Maine-based Hodgdon Yachts, which added custom tenders to its custom-yacht offerings in 2011, deals with equally decisive owners.
“They’re not first-time owners. They want to push the envelope in terms of technology,” says Timothy Hodgdon, the yard’s president and CEO, adding that they often want and need something extremely lightweight yet still traditional-looking. As much as the tenders and large-yacht projects are quite different, “they’re similar in that they’re high end, and it’s all about quality,” he explains. Hodgdon can’t comment specifically on tenders delivered, due to confidentiality agreements, though it’s well known that the owners of Seven Seas and St. Princess Olga have the yard’s tenders on board.
The Hodgdon Custom Tender division initially came about because of a desire to diversify and because of a request from a client for a high-quality, high-style, 34-foot (10.36-meter) limo tender.
“The client couldn’t find the caliber he wanted,” Hodgdon says. Hodgdon Yachts approached naval architect Michael Peters for the hull design. Since then, the Hodgdon Custom Tender division has built and delivered a variety of lengths based on Peters’ underbody designs in addition to fully custom hulls, the latter including two nearly 28-footers (8.53-meter) with styling and interior design by Andrew Winch. They were supplied to a confidential yacht built in Europe. Hodgdon says the owner had specific criteria in terms of seating and accommodations, weight constraints and more for each tender. It’s similar to how other owners approach their tenders, he says. “Typically they go in pairs, so we do open sport boat and limo versions.” Center-console versions are available, too.
Hodgdon Yachts builds its tenders of fiberglass and carbon fiber, leaving outfitting decisions up to owners. The styling can match the yacht if owners wish, through the use of paint and/or graphics. Owners can also commission one-offs. It’s not unusual for the tenders to have soft leather seating inside and teak soles. One 34-foot 6-inch (10.52-meter) limo tender delivered to an Oceanco client last year has these, in addition to tinted side windows that retract and a hydraulically raised roof. Guests have privacy inside the cabin, which features a TV. The tender also has a single Volvo Penta engine and a reported 34-knot top speed.
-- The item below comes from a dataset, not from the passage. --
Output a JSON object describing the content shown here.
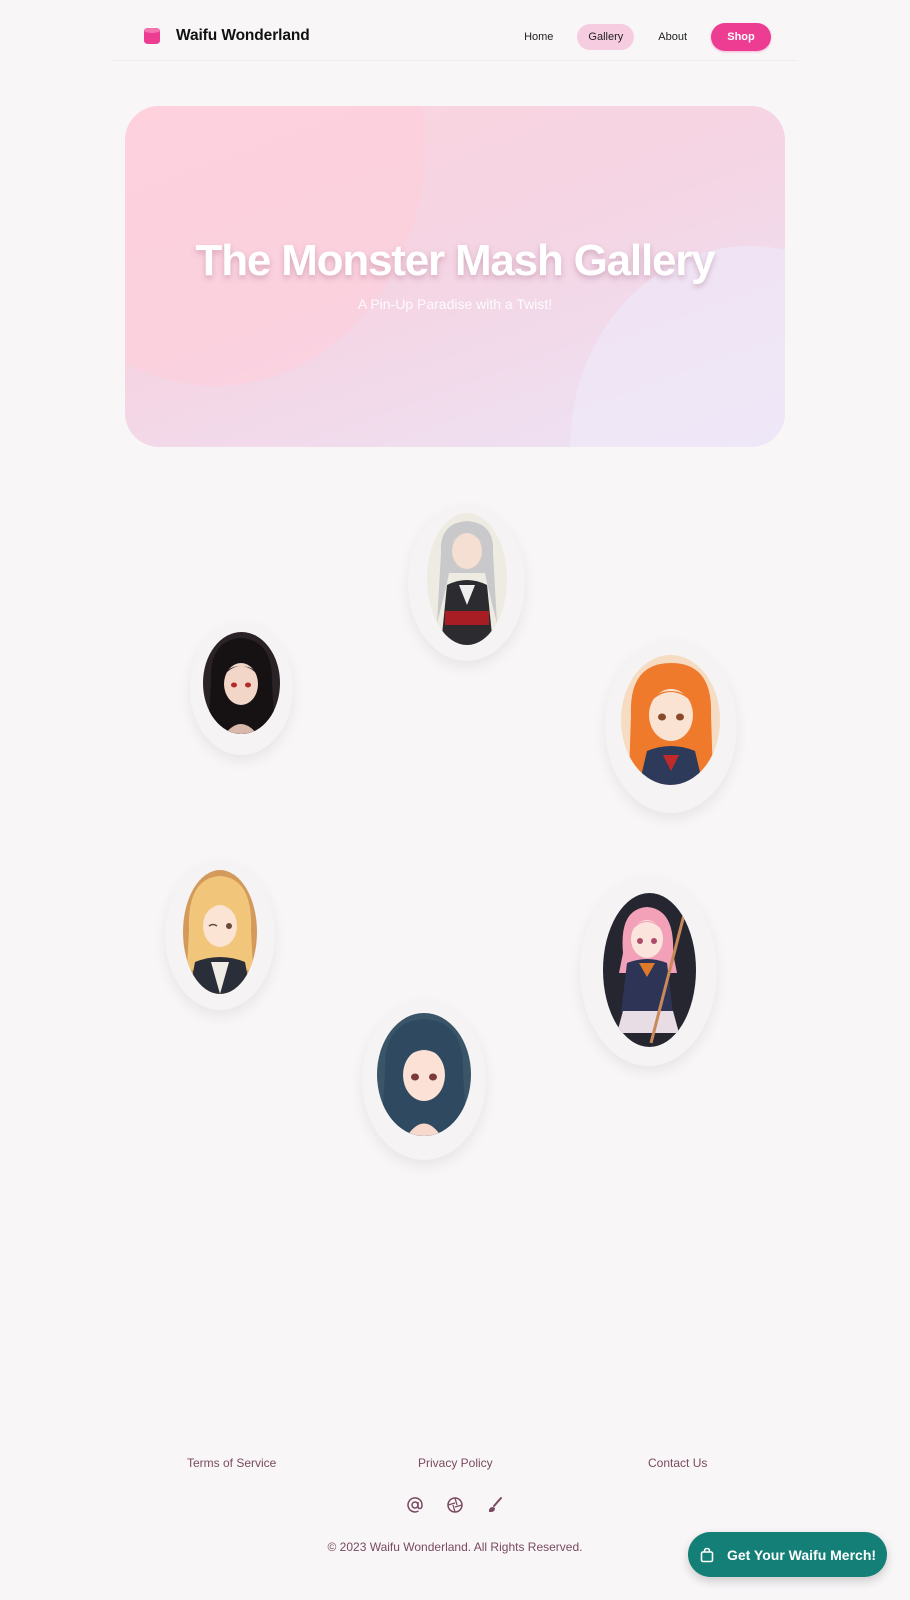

Not fast enough for you? No problem: Other Hodgdon Custom Tenders are capable of estimated speeds up to 44 knots.
Whatever your style, there’s certainly a tender builder that can take on the project. And you wouldn’t be alone in knowing more about your tender’s details than your main yacht. As Vikingur puts it, “It may be easier to relate to a beautiful tender than to a large yacht. It is a little like sitting in a beautiful car.”